Pepper Money is actually not a bank in the traditional sense. It is an APRA-regulated, Australian-owned finance company. Technically, it holds an ADI license, so deposits are covered by the FCS, but its culture and structure are those of a specialist lender rather than a retail bank. As such, calling it an “ethical bank” would be a bit of a stretch – Pepper is a for-profit public company listed on the ASX, not a customer-owned mutual or credit union that markets itself on social impact.

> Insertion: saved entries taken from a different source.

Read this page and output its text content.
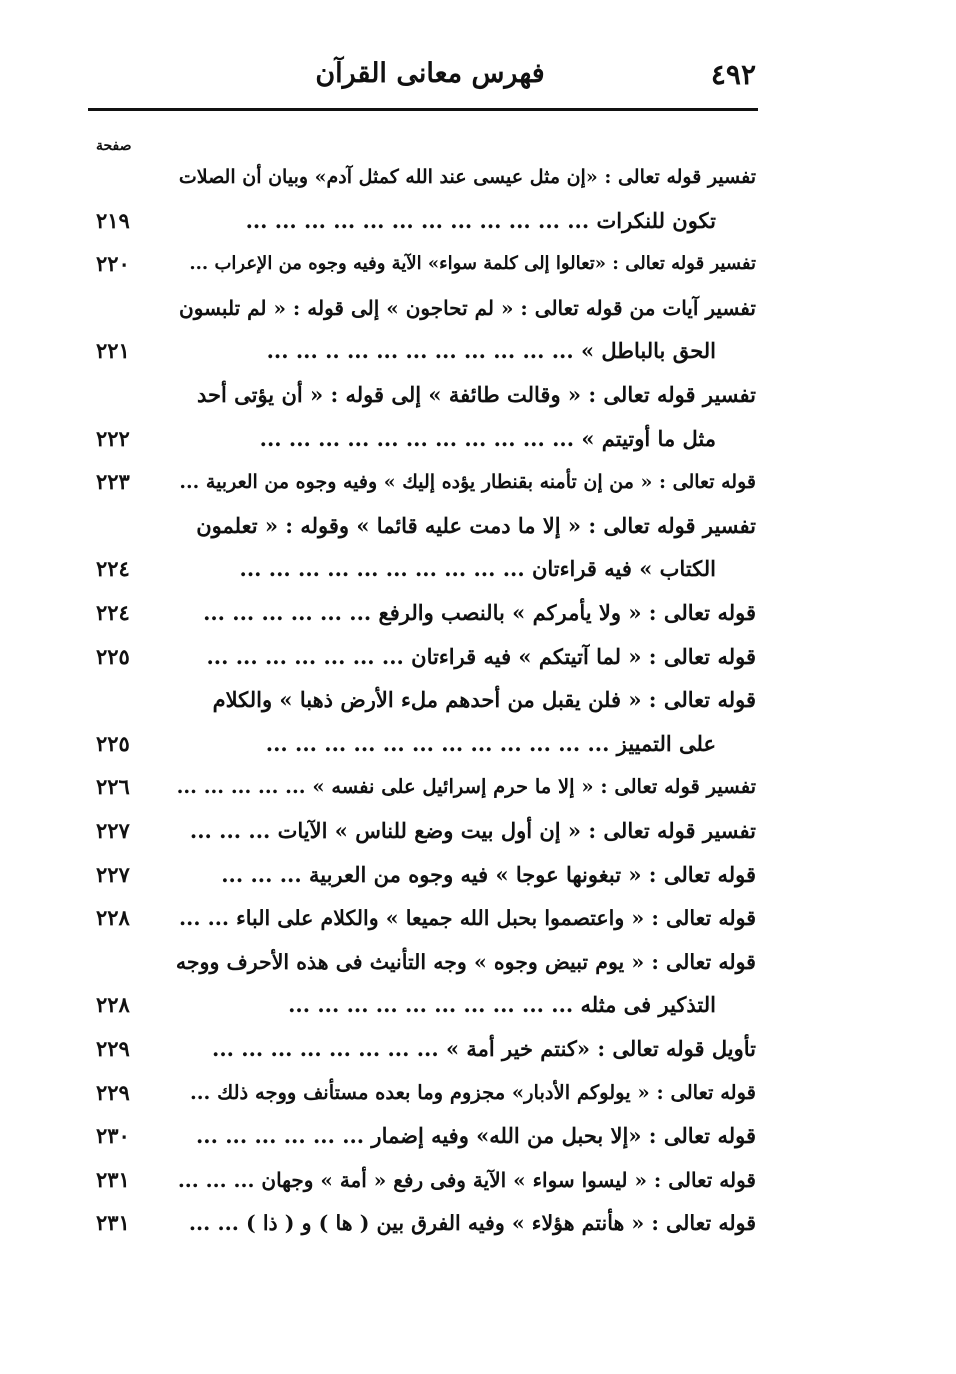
٤٩٢
فهرس معانى القرآن
صفحة
تفسير قوله تعالى : «إن مثل عيسى عند الله كمثل آدم» وبيان أن الصلات
تكون للنكرات ... ... ... ... ... ... ... ... ... ... ... ...
٢١٩
تفسير قوله تعالى : «تعالوا إلى كلمة سواء» الآية وفيه وجوه من الإعراب ...
٢٢٠
تفسير آيات من قوله تعالى : « لم تحاجون » إلى قوله : « لم تلبسون
الحق بالباطل » ... ... ... ... ... ... ... ... .. ... ...
٢٢١
تفسير قوله تعالى : « وقالت طائفة » إلى قوله : « أن يؤتى أحد
مثل ما أوتيتم » ... ... ... ... ... ... ... ... ... ... ...
٢٢٢
قوله تعالى : « من إن تأمنه بقنطار يؤده إليك » وفيه وجوه من العربية ...
٢٢٣
تفسير قوله تعالى : « إلا ما دمت عليه قائما » وقوله : « تعلمون
الكتاب » فيه قراءتان ... ... ... ... ... ... ... ... ... ...
٢٢٤
قوله تعالى : « ولا يأمركم » بالنصب والرفع ... ... ... ... ... ...
٢٢٤
قوله تعالى : « لما آتيتكم » فيه قراءتان ... ... ... ... ... ... ...
٢٢٥
قوله تعالى : « فلن يقبل من أحدهم ملء الأرض ذهبا » والكلام
على التمييز ... ... ... ... ... ... ... ... ... ... ... ...
٢٢٥
تفسير قوله تعالى : « إلا ما حرم إسرائيل على نفسه » ... ... ... ... ...
٢٢٦
تفسير قوله تعالى : « إن أول بيت وضع للناس » الآيات ... ... ...
٢٢٧
قوله تعالى : « تبغونها عوجا » فيه وجوه من العربية ... ... ...
٢٢٧
قوله تعالى : « واعتصموا بحبل الله جميعا » والكلام على الباء ... ...
٢٢٨
قوله تعالى : « يوم تبيض وجوه » وجه التأنيث فى هذه الأحرف ووجه
التذكير فى مثله ... ... ... ... ... ... ... ... ... ...
٢٢٨
تأويل قوله تعالى : «كنتم خير أمة » ... ... ... ... ... ... ... ...
٢٢٩
قوله تعالى : « يولوكم الأدبار» مجزوم وما بعده مستأنف ووجه ذلك ...
٢٢٩
قوله تعالى : «إلا بحبل من الله» وفيه إضمار ... ... ... ... ... ...
٢٣٠
قوله تعالى : « ليسوا سواء » الآية وفى رفع « أمة » وجهان ... ... ...
٢٣١
قوله تعالى : « هأنتم هؤلاء » وفيه الفرق بين ( ها ) و ( ذا ) ... ...
٢٣١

However, in terms of corporate responsibility, Pepper Money puts significant emphasis on ethics and sustainability. The company has an Environmental, Social and Governance (ESG) framework and publishes annual sustainability reports. For example, Pepper’s 2024 ESG report highlights that the board has a dedicated committee overseeing responsible lending and climate change considerations.
In short, Pepper Money likes to portray itself as ethically-minded. They don’t lend for disallowed purposes (no payday loans financed, for instance), and they comply with modern regulatory standards like responsible lending laws and even modern slavery reporting. Compared to the big banks, Pepper might actually be more proactive about sustainability.
But for a first-home buyer, “ethical banking” usually means considering if your mortgage funds environmentally or socially harmful industries. Pepper does not advertise any restriction on the types of projects it finances. It’s primarily a neutral funder. Their ethics are more about how they run the company than about where the money goes.
So, is Pepper an ethical bank? Not exactly in the classic sense of a customer-owned “ethical bank.” But it is ethically run by conventional standards. It’s Australian-owned, has a sustainability charter, and tries to treat customers fairly.